Before DNA sequencing was available, species were categorized based on morphological features. For some organisms, like sea anemones, this presented certain challenges. "Anemones are very simple animals," Rodríguez said in a press release. "Because of this, they are grouped together by their lack of characters—for example, the absence of a skeleton or the lack of colony-building, like you see in corals. So it wasn't a huge surprise when we began to look at their molecular data and found that the traditional classifications of anemones were wrong."
After analyzing the genomes of only 112 species and comparing it to physical features, there was plenty of information to reorganize the sea anemone’s tree of life. There had previously been four suborders, but now only two remain. Perhaps one of the biggest surprises is that one well known species wasn’t even a sea anemone at all.

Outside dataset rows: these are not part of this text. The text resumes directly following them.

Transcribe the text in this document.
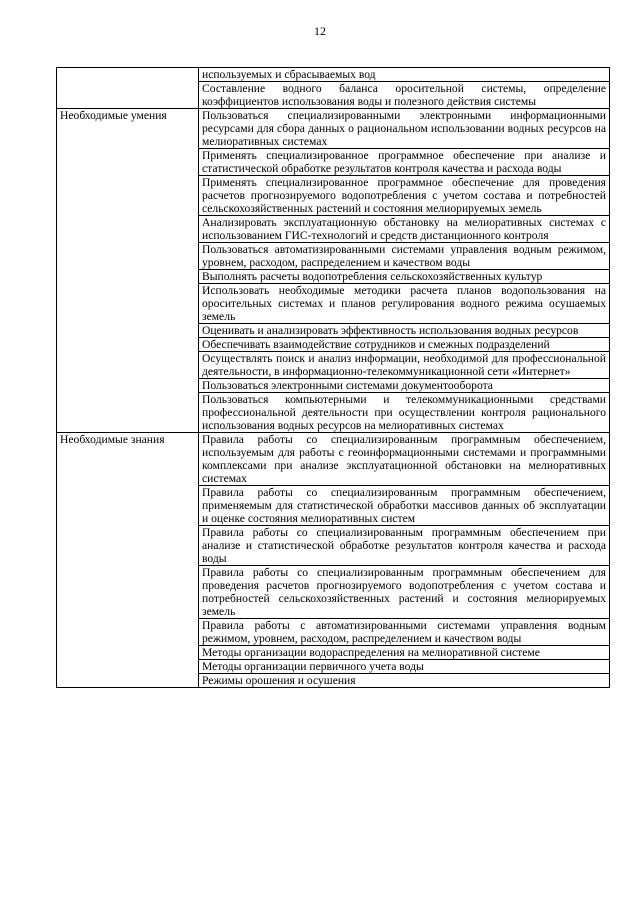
12
	используемых и сбрасываемых вод
	Составление водного баланса оросительной системы, определение коэффициентов использования воды и полезного действия системы
Необходимые умения	Пользоваться специализированными электронными информационными ресурсами для сбора данных о рациональном использовании водных ресурсов на мелиоративных системах
	Применять специализированное программное обеспечение при анализе и статистической обработке результатов контроля качества и расхода воды
	Применять специализированное программное обеспечение для проведения расчетов прогнозируемого водопотребления с учетом состава и потребностей сельскохозяйственных растений и состояния мелиорируемых земель
	Анализировать эксплуатационную обстановку на мелиоративных системах с использованием ГИС-технологий и средств дистанционного контроля
	Пользоваться автоматизированными системами управления водным режимом, уровнем, расходом, распределением и качеством воды
	Выполнять расчеты водопотребления сельскохозяйственных культур
	Использовать необходимые методики расчета планов водопользования на оросительных системах и планов регулирования водного режима осушаемых земель
	Оценивать и анализировать эффективность использования водных ресурсов
	Обеспечивать взаимодействие сотрудников и смежных подразделений
	Осуществлять поиск и анализ информации, необходимой для профессиональной деятельности, в информационно-телекоммуникационной сети «Интернет»
	Пользоваться электронными системами документооборота
	Пользоваться компьютерными и телекоммуникационными средствами профессиональной деятельности при осуществлении контроля рационального использования водных ресурсов на мелиоративных системах
Необходимые знания	Правила работы со специализированным программным обеспечением, используемым для работы с геоинформационными системами и программными комплексами при анализе эксплуатационной обстановки на мелиоративных системах
	Правила работы со специализированным программным обеспечением, применяемым для статистической обработки массивов данных об эксплуатации и оценке состояния мелиоративных систем
	Правила работы со специализированным программным обеспечением при анализе и статистической обработке результатов контроля качества и расхода воды
	Правила работы со специализированным программным обеспечением для проведения расчетов прогнозируемого водопотребления с учетом состава и потребностей сельскохозяйственных растений и состояния мелиорируемых земель
	Правила работы с автоматизированными системами управления водным режимом, уровнем, расходом, распределением и качеством воды
	Методы организации водораспределения на мелиоративной системе
	Методы организации первичного учета воды
	Режимы орошения и осушения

The organism, previously known as Boloceroides daphneae, was believed to be one of the largest sea anemones alive, as it had tentacle-like structures exceeding 2 meters (6 feet) in length. It was found near hydrothermal deep in the Pacific Ocean vents just recently in 2006. The genetic analysis has revealed that this animal is not a sea anemone at all. To properly classify it, a new order, family, and genus name had to be created. The species is now referred to as Relicanthus daphneae, and is currently the sole member of the order, though researchers expect other members will be added with further research.

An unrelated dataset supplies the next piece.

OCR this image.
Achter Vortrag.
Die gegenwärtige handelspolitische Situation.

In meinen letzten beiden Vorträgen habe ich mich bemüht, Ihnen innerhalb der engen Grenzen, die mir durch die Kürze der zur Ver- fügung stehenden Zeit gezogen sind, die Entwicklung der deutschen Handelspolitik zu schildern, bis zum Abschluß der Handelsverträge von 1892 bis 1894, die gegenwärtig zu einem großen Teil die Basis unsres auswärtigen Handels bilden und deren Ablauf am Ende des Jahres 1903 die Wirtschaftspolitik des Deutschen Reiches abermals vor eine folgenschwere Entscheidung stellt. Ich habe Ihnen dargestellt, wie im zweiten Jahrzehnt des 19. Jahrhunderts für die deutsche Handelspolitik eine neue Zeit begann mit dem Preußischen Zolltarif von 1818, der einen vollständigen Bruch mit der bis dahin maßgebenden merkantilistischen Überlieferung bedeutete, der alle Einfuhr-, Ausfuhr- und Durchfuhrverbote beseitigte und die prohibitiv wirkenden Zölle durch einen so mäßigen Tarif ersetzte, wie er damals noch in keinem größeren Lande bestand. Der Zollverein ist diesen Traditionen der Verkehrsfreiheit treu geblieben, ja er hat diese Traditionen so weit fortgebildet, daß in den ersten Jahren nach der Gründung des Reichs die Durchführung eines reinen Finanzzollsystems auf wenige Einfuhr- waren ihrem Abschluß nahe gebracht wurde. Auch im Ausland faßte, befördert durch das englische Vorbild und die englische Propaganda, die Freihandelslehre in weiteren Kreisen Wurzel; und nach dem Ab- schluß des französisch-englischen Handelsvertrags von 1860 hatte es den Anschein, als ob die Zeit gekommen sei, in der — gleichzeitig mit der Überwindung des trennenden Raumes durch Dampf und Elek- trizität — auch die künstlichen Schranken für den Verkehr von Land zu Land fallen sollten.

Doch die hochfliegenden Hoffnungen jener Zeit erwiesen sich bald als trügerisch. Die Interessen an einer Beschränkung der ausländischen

The striking appearance of R. daphneae to sea anemones is due to convergent evolution. “Even though this animal looks very much like a sea anemone, it is not one,” Rodríguez explained in the press release. “Both groups of animals lack the same characters, but our research shows that while the anemones lost those characters over millions of years of evolution, R. daphneae never had them. Putting these animals in the same group would be like classifying worms and snakes together because neither have legs.”